GEOLOGICAL AND GEOPHYSICAL CHARACTERIZATION AS A COMPONENT OF RIPARIAN BUFFER DESIGN

Riparian buffers have been shown to remove nitrate from groundwater, but detailed geologic characterization of these systems is generally lacking. Our research in the Bear Creek watershed in central Iowa suggests that geology influences groundwater velocity, residence time, denitrification rate, and ultimately how well the buffer functions. The objectives of this research are: 1) to assess the role of geology in controlling nitrate fate and transport, and 2) to use innovative techniques to elucidate that relationship for future buffer design. The research area is the Bear Creek watershed, home of the Bear Creek Riparian Management System (RiMS). Restored riparian buffers, consisting of 20-m-wide strips of switchgrass, shrubs, and trees have been in place since 1990. Buffers are typically underlain by about 4 m of fine- and coarse-grained alluvium of the Holocene DeForest Formation. Fining-upward sequences are common in the sand and gravel. The alluvium is underlain by till of the Morgan Member of the Dows Formation and/or shaly limestone of the St. Louis Formation of Mississippian age. Results of water-quality monitoring and a natural gradient tracer test in the buffer suggest that a decrease in nitrate from field edge to stream is the result of denitrification. Nitrate concentrations are also vertically stratified, with lowest and highest concentration occurring near the top and bottom of the aquifer, respectively.
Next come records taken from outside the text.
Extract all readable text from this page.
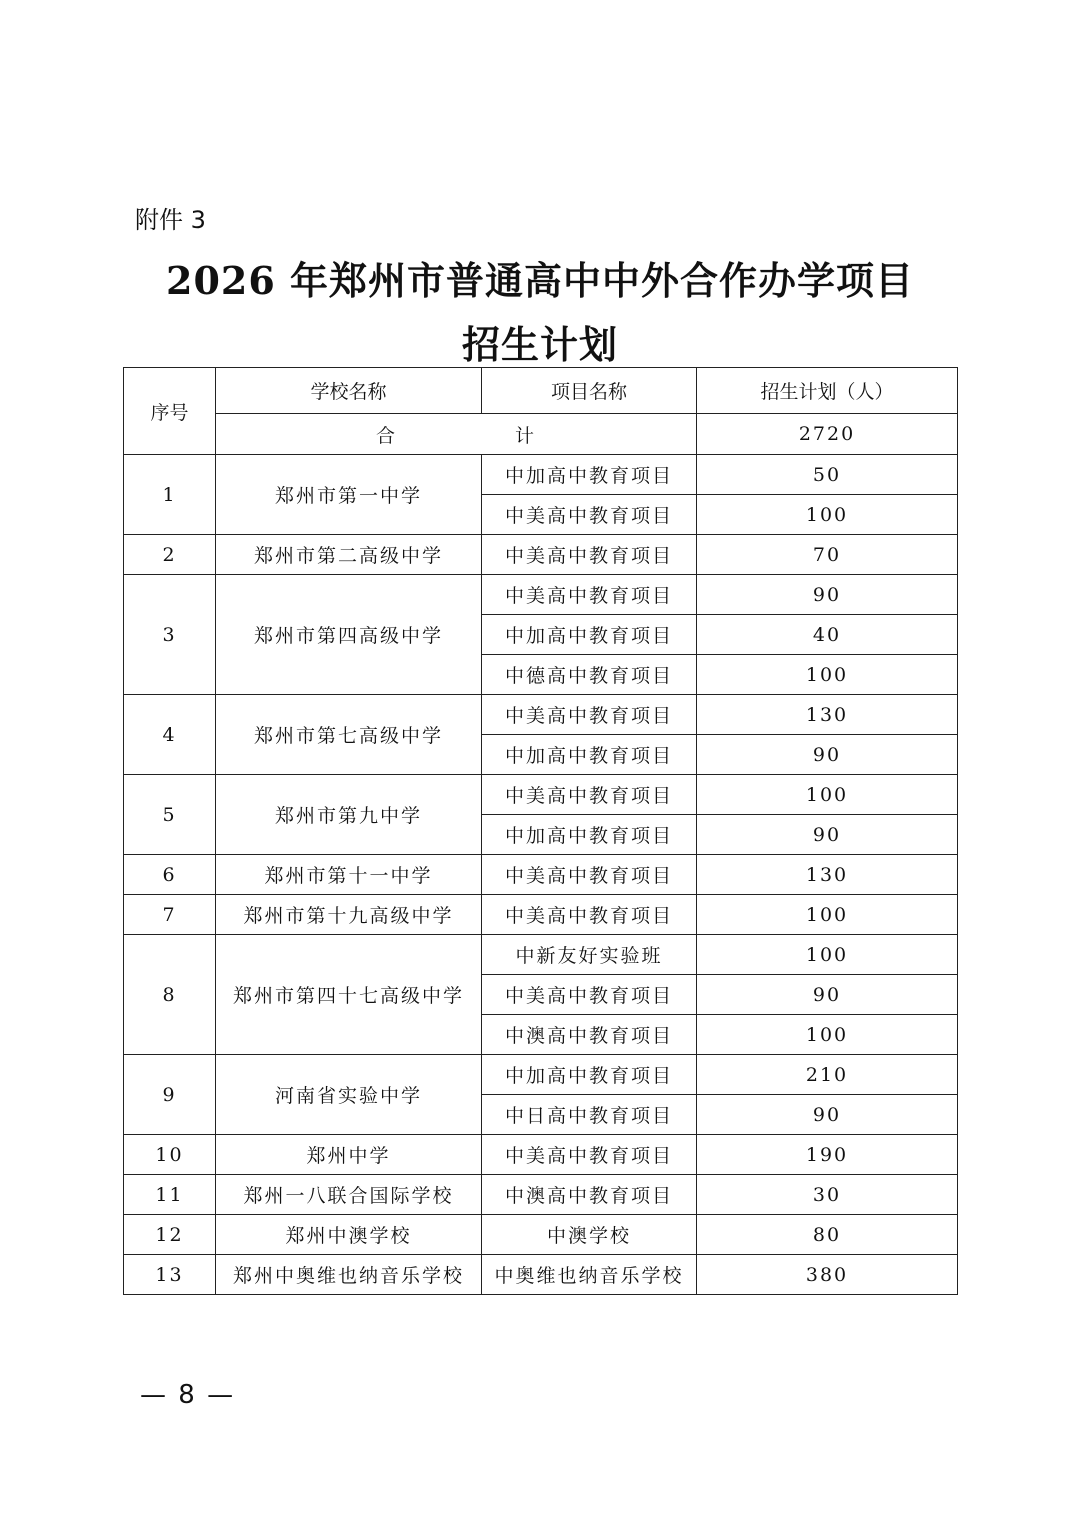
附件 3
2026 年郑州市普通高中中外合作办学项目
招生计划
序号	学校名称	项目名称	招生计划（人）
	合计		2720
1	郑州市第一中学	中加高中教育项目	50
		中美高中教育项目	100
2	郑州市第二高级中学	中美高中教育项目	70
3	郑州市第四高级中学	中美高中教育项目	90
		中加高中教育项目	40
		中德高中教育项目	100
4	郑州市第七高级中学	中美高中教育项目	130
		中加高中教育项目	90
5	郑州市第九中学	中美高中教育项目	100
		中加高中教育项目	90
6	郑州市第十一中学	中美高中教育项目	130
7	郑州市第十九高级中学	中美高中教育项目	100
8	郑州市第四十七高级中学	中新友好实验班	100
		中美高中教育项目	90
		中澳高中教育项目	100
9	河南省实验中学	中加高中教育项目	210
		中日高中教育项目	90
10	郑州中学	中美高中教育项目	190
11	郑州一八联合国际学校	中澳高中教育项目	30
12	郑州中澳学校	中澳学校	80
13	郑州中奥维也纳音乐学校	中奥维也纳音乐学校	380
— 8 —
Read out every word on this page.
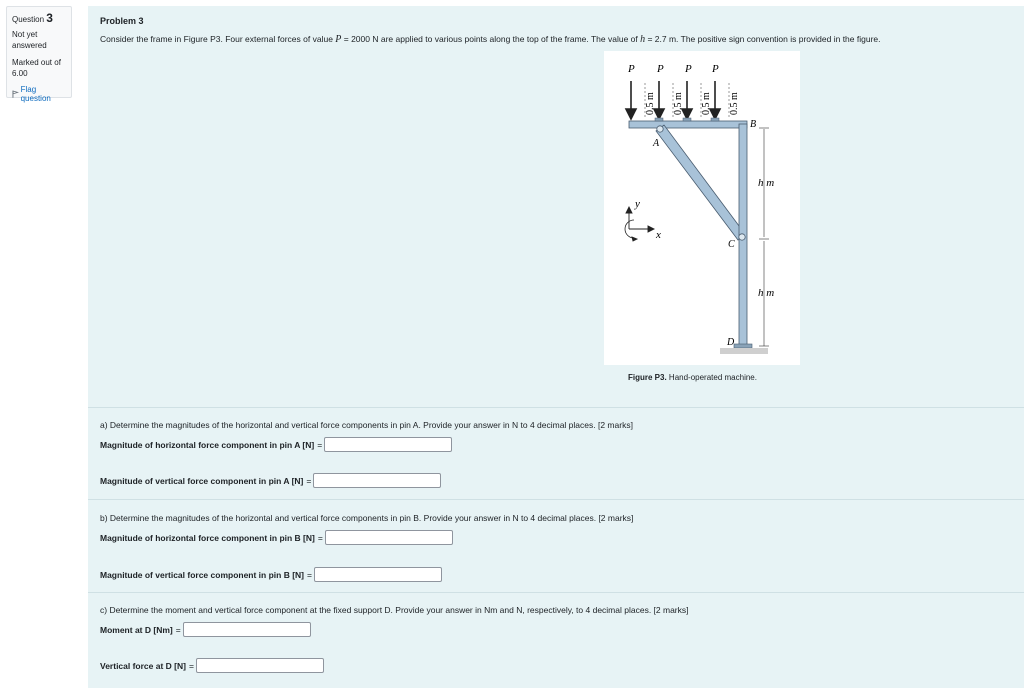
Question 3
Not yet answered
Marked out of 6.00
Flag question
Problem 3
Consider the frame in Figure P3. Four external forces of value P = 2000 N are applied to various points along the top of the frame. The value of h = 2.7 m. The positive sign convention is provided in the figure.
P P P P
0.5 m 0.5 m 0.5 m 0.5 m
A
B
C
D
h m
h m
y
x
Figure P3. Hand-operated machine.
a) Determine the magnitudes of the horizontal and vertical force components in pin A. Provide your answer in N to 4 decimal places. [2 marks]
Magnitude of horizontal force component in pin A [N] =
Magnitude of vertical force component in pin A [N] =
b) Determine the magnitudes of the horizontal and vertical force components in pin B. Provide your answer in N to 4 decimal places. [2 marks]
Magnitude of horizontal force component in pin B [N] =
Magnitude of vertical force component in pin B [N] =
c) Determine the moment and vertical force component at the fixed support D. Provide your answer in Nm and N, respectively, to 4 decimal places. [2 marks]
Moment at D [Nm] =
Vertical force at D [N] =
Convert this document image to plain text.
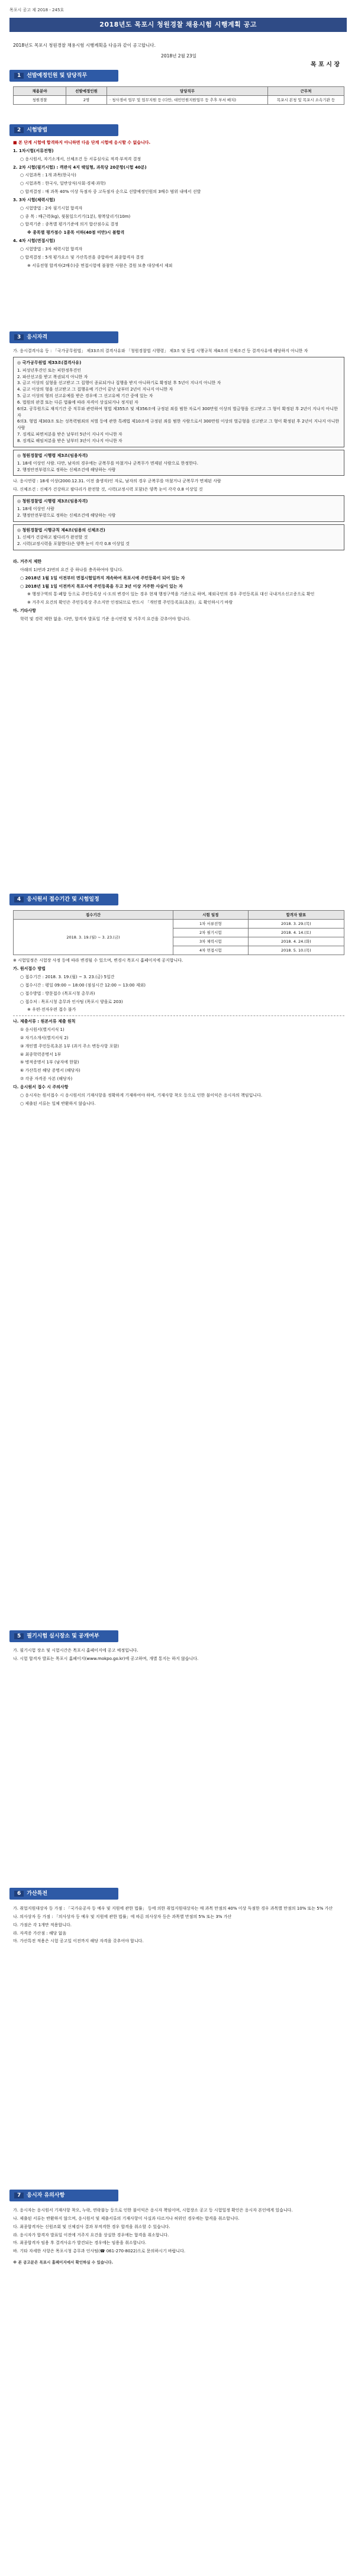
목포시 공고 제 2018 - 245호
2018년도 목포시 청원경찰 채용시험 시행계획 공고
2018년도 목포시 청원경찰 채용시험 시행계획을 다음과 같이 공고합니다.
2018년 2월 23일
목 포 시 장
1 선발예정인원 및 담당직무
채용분야	선발예정인원	담당직무	근무처
청원경찰	2명	· 청사경비 업무 및 업무지원 등 (다만, 대민민원지원업무 등 추후 부서 배치)	목포시 본청 및 목포시 소속기관 등
2 시험방법

■ 본 단계 시험에 합격하지 아니하면 다음 단계 시험에 응시할 수 없습니다.

1. 1차시험(서류전형)

○ 응시원서, 자기소개서, 신체조건 등 서류심사로 적격·부적격 결정

2. 2차 시험(필기시험) : 객관식 4지 택일형, 과목당 20문항(시험 40분)

○ 시험과목 : 1개 과목(한국사)

○ 시험과목 : 한국사, 일반상식(사회·경제·과학)

○ 합격결정 : 매 과목 40% 이상 득점자 중 고득점자 순으로 선발예정인원의 3배수 범위 내에서 선발

3. 3차 시험(체력시험)

○ 시험방법 : 2차 필기시험 합격자

○ 종 목 : 배근력(kg), 윗몸일으키기(1분), 왕복달리기(10m)

○ 합격기준 : 종목별 평가기준에 의거 합산점수로 결정

※ 종목별 평가점수 1종목 이하(40점 미만)시 불합격

4. 4차 시험(면접시험)

○ 시험방법 : 3차 체력시험 합격자

○ 합격결정 : 5개 평가요소 및 가산특전을 종합하여 최종합격자 결정

※ 서류전형 합격자(2배수)중 면접시험에 불참한 사람은 결원 보충 대상에서 제외

3 응시자격

가. 응시결격사유 등 : 「국가공무원법」 제33조의 결격사유와 「청원경찰법 시행령」 제3조 및 동법 시행규칙 제4조의 신체조건 등 결격사유에 해당하지 아니한 자

◎ 국가공무원법 제33조(결격사유)
1. 피성년후견인 또는 피한정후견인
2. 파산선고를 받고 복권되지 아니한 자
3. 금고 이상의 실형을 선고받고 그 집행이 종료되거나 집행을 받지 아니하기로 확정된 후 5년이 지나지 아니한 자
4. 금고 이상의 형을 선고받고 그 집행유예 기간이 끝난 날부터 2년이 지나지 아니한 자
5. 금고 이상의 형의 선고유예를 받은 경우에 그 선고유예 기간 중에 있는 자
6. 법원의 판결 또는 다른 법률에 따라 자격이 상실되거나 정지된 자
6의2. 공무원으로 재직기간 중 직무와 관련하여 형법 제355조 및 제356조에 규정된 죄를 범한 자로서 300만원 이상의 벌금형을 선고받고 그 형이 확정된 후 2년이 지나지 아니한 자
6의3. 형법 제303조 또는 성폭력범죄의 처벌 등에 관한 특례법 제10조에 규정된 죄를 범한 사람으로서 300만원 이상의 벌금형을 선고받고 그 형이 확정된 후 2년이 지나지 아니한 사람
7. 징계로 파면처분을 받은 날부터 5년이 지나지 아니한 자
8. 징계로 해임처분을 받은 날부터 3년이 지나지 아니한 자
◎ 청원경찰법 시행령 제3조(임용자격)
1. 18세 이상인 사람. 다만, 남자의 경우에는 군복무를 마쳤거나 군복무가 면제된 사람으로 한정한다.
2. 행정안전부령으로 정하는 신체조건에 해당하는 사람

나. 응시연령 : 18세 이상(2000.12.31. 이전 출생자)인 자로, 남자의 경우 군복무를 마쳤거나 군복무가 면제된 사람

다. 신체조건 : 신체가 건강하고 팔다리가 완전할 것, 시력(교정시력 포함)은 양쪽 눈이 각각 0.8 이상일 것

◎ 청원경찰법 시행령 제3조(임용자격)
1. 18세 이상인 사람
2. 행정안전부령으로 정하는 신체조건에 해당하는 사람
◎ 청원경찰법 시행규칙 제4조(임용의 신체조건)
1. 신체가 건강하고 팔다리가 완전할 것
2. 시력(교정시력을 포함한다)은 양쪽 눈이 각각 0.8 이상일 것

라. 거주지 제한

아래의 1)번과 2)번의 요건 중 하나를 충족하여야 합니다.

○ 2018년 1월 1일 이전부터 면접시험일까지 계속하여 목포시에 주민등록이 되어 있는 자

○ 2018년 1월 1일 이전까지 목포시에 주민등록을 두고 3년 이상 거주한 사실이 있는 자

※ 행정구역의 통·폐합 등으로 주민등록상 시·도의 변경이 있는 경우 현재 행정구역을 기준으로 하며, 재외국민의 경우 주민등록표 대신 국내거소신고증으로 확인

※ 거주지 요건의 확인은 주민등록상 주소지만 인정되므로 반드시 「개인별 주민등록표(초본)」로 확인하시기 바람

마. 기타사항

학력 및 경력 제한 없음. 다만, 합격자 발표일 기준 응시연령 및 거주지 요건을 갖추어야 합니다.

4 응시원서 접수기간 및 시험일정
접수기간	시험 일정	합격자 발표
2018. 3. 19.(월) ~ 3. 23.(금)	1차 서류전형	2018. 3. 29.(목)
	2차 필기시험	2018. 4. 14.(토)
	3차 체력시험	2018. 4. 24.(화)
	4차 면접시험	2018. 5. 10.(목)

※ 시험일정은 시험장 사정 등에 따라 변경될 수 있으며, 변경시 목포시 홈페이지에 공지합니다.

가. 원서접수 방법

○ 접수기간 : 2018. 3. 19.(월) ~ 3. 23.(금) 5일간

○ 접수시간 : 평일 09:00 ~ 18:00 (점심시간 12:00 ~ 13:00 제외)

○ 접수방법 : 방문접수 (목포시청 총무과)

○ 접수처 : 목포시청 총무과 인사팀 (목포시 양을로 203)

※ 우편·전자우편 접수 불가

나. 제출서류 : 원본서류 제출 원칙

① 응시원서(별지서식 1)

② 자기소개서(별지서식 2)

③ 개인별 주민등록초본 1부 (과거 주소 변동사항 포함)

④ 최종학력증명서 1부

⑤ 병적증명서 1부 (남자에 한함)

⑥ 가산특전 해당 증명서 (해당자)

⑦ 각종 자격증 사본 (해당자)

다. 응시원서 접수 시 주의사항

○ 응시자는 원서접수 시 응시원서의 기재사항을 정확하게 기재하여야 하며, 기재사항 착오 등으로 인한 불이익은 응시자의 책임입니다.

○ 제출된 서류는 일체 반환하지 않습니다.

5 필기시험 실시장소 및 공개여부

가. 필기시험 장소 및 시험시간은 목포시 홈페이지에 공고 예정입니다.

나. 시험 합격자 발표는 목포시 홈페이지(www.mokpo.go.kr)에 공고하며, 개별 통지는 하지 않습니다.

6 가산특전

가. 취업지원대상자 등 가점 : 「국가유공자 등 예우 및 지원에 관한 법률」 등에 의한 취업지원대상자는 매 과목 만점의 40% 이상 득점한 경우 과목별 만점의 10% 또는 5% 가산

나. 의사상자 등 가점 : 「의사상자 등 예우 및 지원에 관한 법률」에 따른 의사상자 등은 과목별 만점의 5% 또는 3% 가산

다. 가점은 각 1개만 적용합니다.

라. 자격증 가산점 : 해당 없음

마. 가산특전 적용은 시험 공고일 이전까지 해당 자격을 갖추어야 합니다.

7 응시자 유의사항

가. 응시자는 응시원서 기재사항 착오, 누락, 연락불능 등으로 인한 불이익은 응시자 책임이며, 시험장소 공고 등 시험일정 확인은 응시자 본인에게 있습니다.

나. 제출된 서류는 반환하지 않으며, 응시원서 및 제출서류의 기재사항이 사실과 다르거나 허위인 경우에는 합격을 취소합니다.

다. 최종합격자는 신원조회 및 신체검사 결과 부적격한 경우 합격을 취소할 수 있습니다.

라. 응시자가 합격자 발표일 이전에 거주지 요건을 상실한 경우에는 합격을 취소합니다.

마. 최종합격자 임용 후 결격사유가 발견되는 경우에는 임용을 취소합니다.

바. 기타 자세한 사항은 목포시청 총무과 인사팀(☎ 061-270-8022)으로 문의하시기 바랍니다.

※ 본 공고문은 목포시 홈페이지에서 확인하실 수 있습니다.
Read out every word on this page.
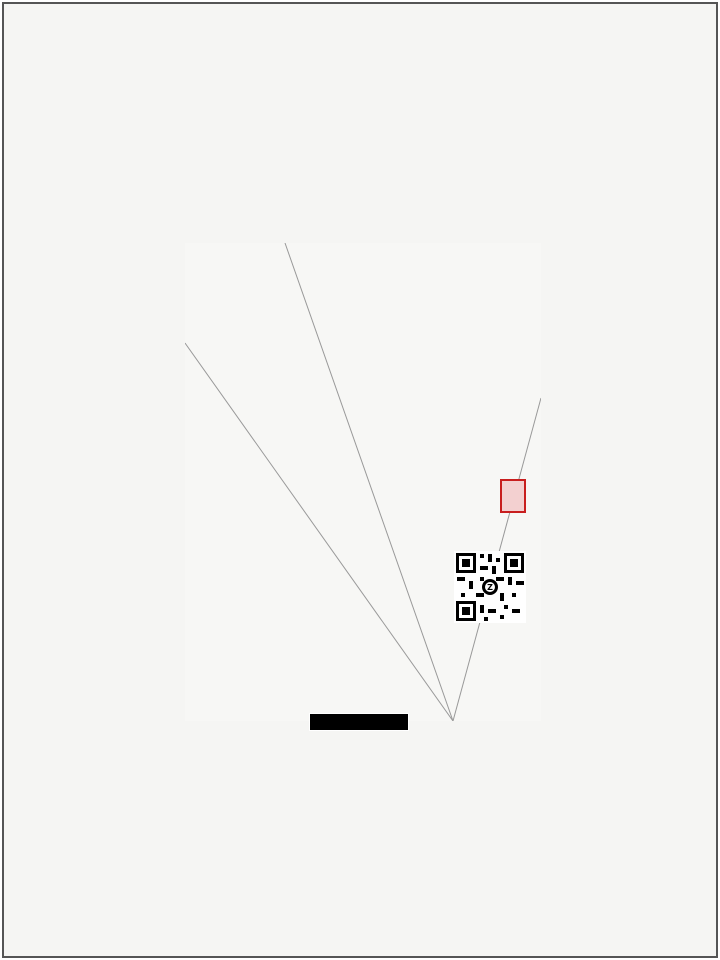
Z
Denitrification predominates at the water table and highest nitrate concentrations coincide with maximum groundwater velocities at the bottom of the aquifer, suggesting that denitrification is influenced by aquifer residence time. Traditional installation of monitoring wells and coring to elucidate these relationships in proposed buffers is expensive and time-consuming. In this study, electrical resistivity and shallow seismic surveys are used to delineate the extent of the alluvial aquifer throughout the watershed. Results suggest great variability in the composition of alluvial sediments, which may compromise or enhance the water-quality function of buffers.